Techcrunch:The fbOpen Initiative: Facebook Confirms Plans to Open-Source Its Platform

This is the first step in the Facebook strategy. Opening up the APIs will encourage more applications to tie in, creating a wealth of new applications. Over time, the applications used will increase and users will become accustomed to working on, in, and around Facebook. This usage momentum will lead to a usage lock-in, in which people won’t want to change from their regular habits. It’s not lock-in the traditional sense of software, but in a more individual, personal level. The irony here is opening up their APIs leads to lock-in.

The next thing they should do is to put into place the right incentives to motivate companies to start using the API. From a technology perspective, they should immediately start being very careful about the API migration.

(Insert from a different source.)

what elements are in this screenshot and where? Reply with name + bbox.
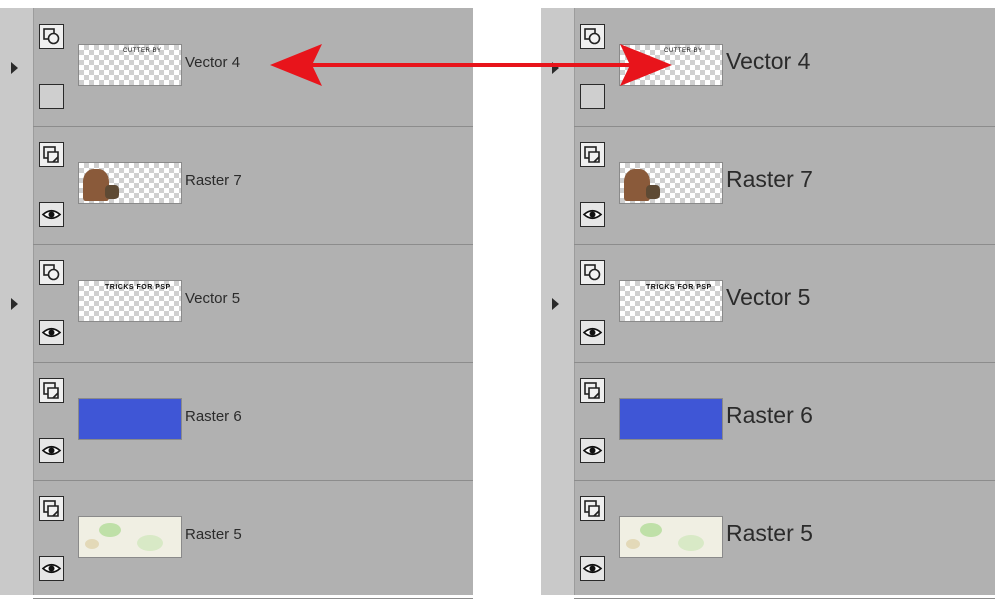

Once you have people making calls into your API, one simple change can lead to massive downstream repercussions for all the apps using it.

From Financial Times: Web 2.0 fails to produce cash

Quote: “The shortage of revenue among social networks, blogs and other “social media” sites that put user-generated content and communications at their core has persisted despite more than four years of experimentation aimed at turning such sites into money-makers.”

I agree with the comment that there is a shortage of revenue. This stems from a lack of true innovation. If you are creating another communication platform, there had better be something very interesting at it’s roots. If you aren’t differentiating yourself, you won’t be noticed.

The article mentions, but misses, the entire point of social media. It’s a new way of communication and is changing the fundamental flow of information, conversations, and collaboration. Expecting revenue to fall directly from a conversation is a little like a programmer expecting a new language to bring him money.

It’s not the language itself, but rather the application of the language that generates revenue.